5.12.2009

A Santa Sé e a Shoah


Pouco foi dito na visita do Papa Bento XVI a Israel. Não que os jornais não tenham mencionado tal viagem, pelo contrario foi coisa muito falada, porém na ordem do "falou e não disse nada". Esta imagem da foto seria uma alegoria de como se deve comportar em diplomacia, ou de como a Igreja encara sua historia?

Praticamente todos os jornais relataram aquilo que era de se esperar da visita. Como qualquer chefe de estado que discursa em Jerusalém, ele reiterou a esperança de ver um dia a paz no oriente médio (pedindo também a criação de um estado palestino, praxe usual e sem consequencias - bla bla bla). E como chefe espiritual, lembrou os mortos pela Shoah em meio a pedidos de maior tolerancia religiosa e social nos dias futuros. Tá bem, outro bla bla, apertemos as mãos, vamos para casa que amanhã teremos outras noticias inúteis.

Mas este artigo me chamou a atenção. Os diretores do Museu do Holocausto manifestaram decepção quanto ao discurso de Bento XVI. Recito-os:

- "Houve algumas coisas que não foram mencionadas no discurso do papa"
- "o papa anterior mencionou que os assassinos foram os nazistas, e, no caso de hoje (segunda-feira), não foi dito quem foram os assassinos, não se mencionou nem os nazistas e nem os alemães".

Entendo estas decepções, mas creio que elas estão muito mal direcionadas. A omissão de Alemanha nazista em nada me surpreende, principalmente sabendo que Ratzinger, além de ser alemão (ou melhor, il pastore tedesco) também foi membro da juventude hitlerista - coisa obrigatória no Reich. Não perderia meu tempo procurando as raizes de qualquer simpatia nazista por parte do Papa, pois teria então de falar da Opus Dei e acho que isto não entra muito em questão. De qualquer maneira, queria apenas ressaltar que, visto que o proprio personagem ja foi membro das "forças do mal", não é de se espantar que ele tenha no mínimo deixado de dar nome aos bois da historia.

Mas é de outros bois da historia que eu queria falar.
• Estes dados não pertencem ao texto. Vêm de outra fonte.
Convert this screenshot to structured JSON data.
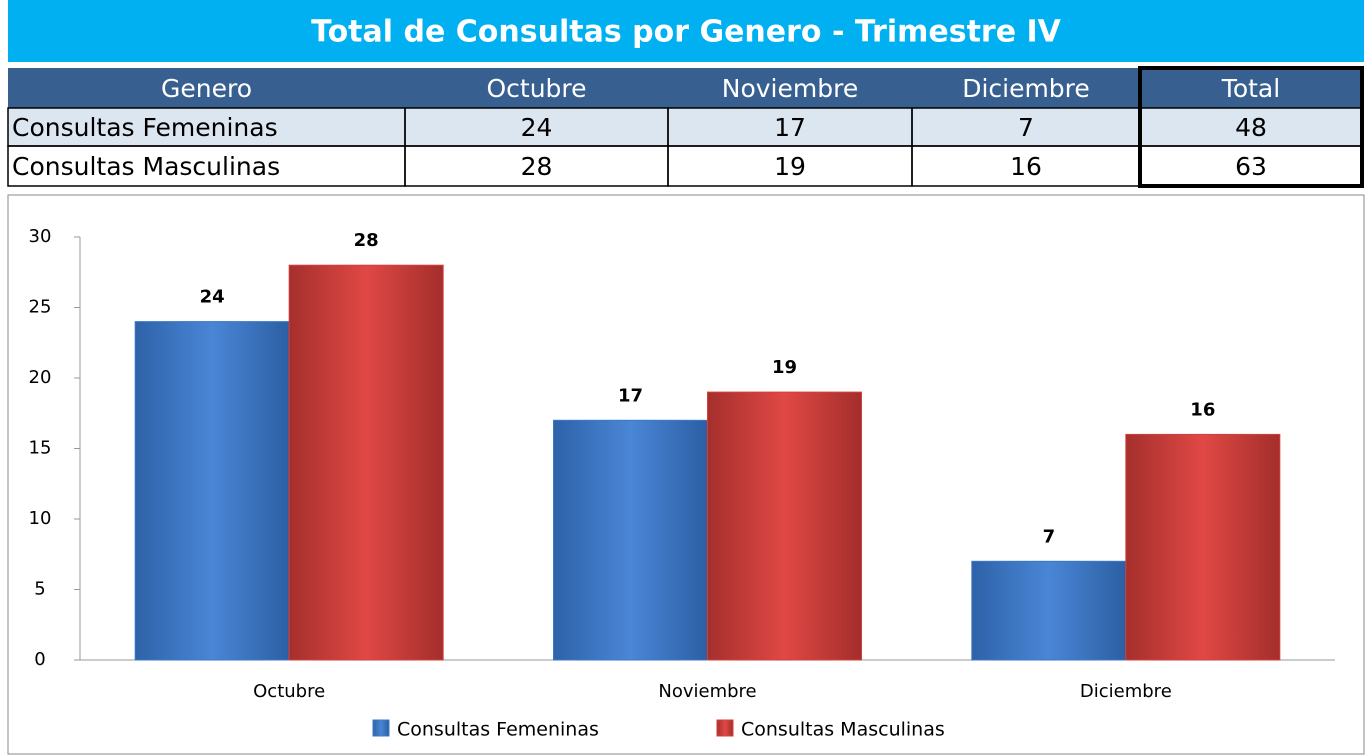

Pois o que me espanta é o silencio total em torno da (ir)responsabilidade da Santa Sé durante e depois da Shoah. Eu não compro a idéia muito difundida de que a Igreja tenha colaborado diretamente no extermínio de judeus nem a de que Pio XII era nazista. Porém, sabe-se que a Igreja pouco fez ou não fez nada para proteger da maneira que podia os judeus que estavam sendo levados para campos de concentração e de extermínio. Sabia-se alias, e muito bem, das praticas de extermínio (é rara qualquer informação que não chega ao Vaticano), e a Igreja tinha, como tem e sempre teve, redes e infraestruturas suficientemente sólidas para proteger pelo menos os judeus de Roma e seus arredores, montando assim muitas "listas de Schindler". A prova disto é que sabe-se, também, que depois da IIº guerra mundial, foi graças a uma complexa rede de contra-infromação montada pelo Vaticano que muitos oficiais da Waffen-SS fugiram para o exterior, principalmente para America do Sul (leia-se Argentina, Brasil e Uruguai, o Cone-sul).

A Igreja não tem mãos limpas na historia da Shoah e muito precisaria ser descoberto sobre isso. Não é a toa que os arquivos do Vaticano são dos mais dificeis de ser penetrados. Para ter tal autorização, pouquissimos iminentes historiadores da École de Rome passam por varios testes (leia-se processos seletivos de confirmação ideológica segura para a Santa Sé) antes de poderem entrar em corredores já previamente monitorados e cuidadosamente manipulados. E mais: depois da morte de um Papa, abre-se os arquivos do periodo que não corresponde ao do sacerdote defunto, nem do anterior, mas do penúltimo. Isso quer dizer que foi só com a recente morte de João Paulo II que algumas pessoas começaram a vasculhar os documentos do periodo de Pio XII. Ficarei a espera de bons resultados de pesquisa.

Agora, o que eu achei engraçado foi ter lido sobre outra manifestação de repudio contra o Papa em Israel, mas desta vez por parte de judeus ultra-ortodoxos. Manifestação no sentido de expressão, e não passeata, pois não deviam ser mais de meia-duzia. Diziam em seus cartazes coisas ultra-ortodoxas. Mas com um pouquinho de razão.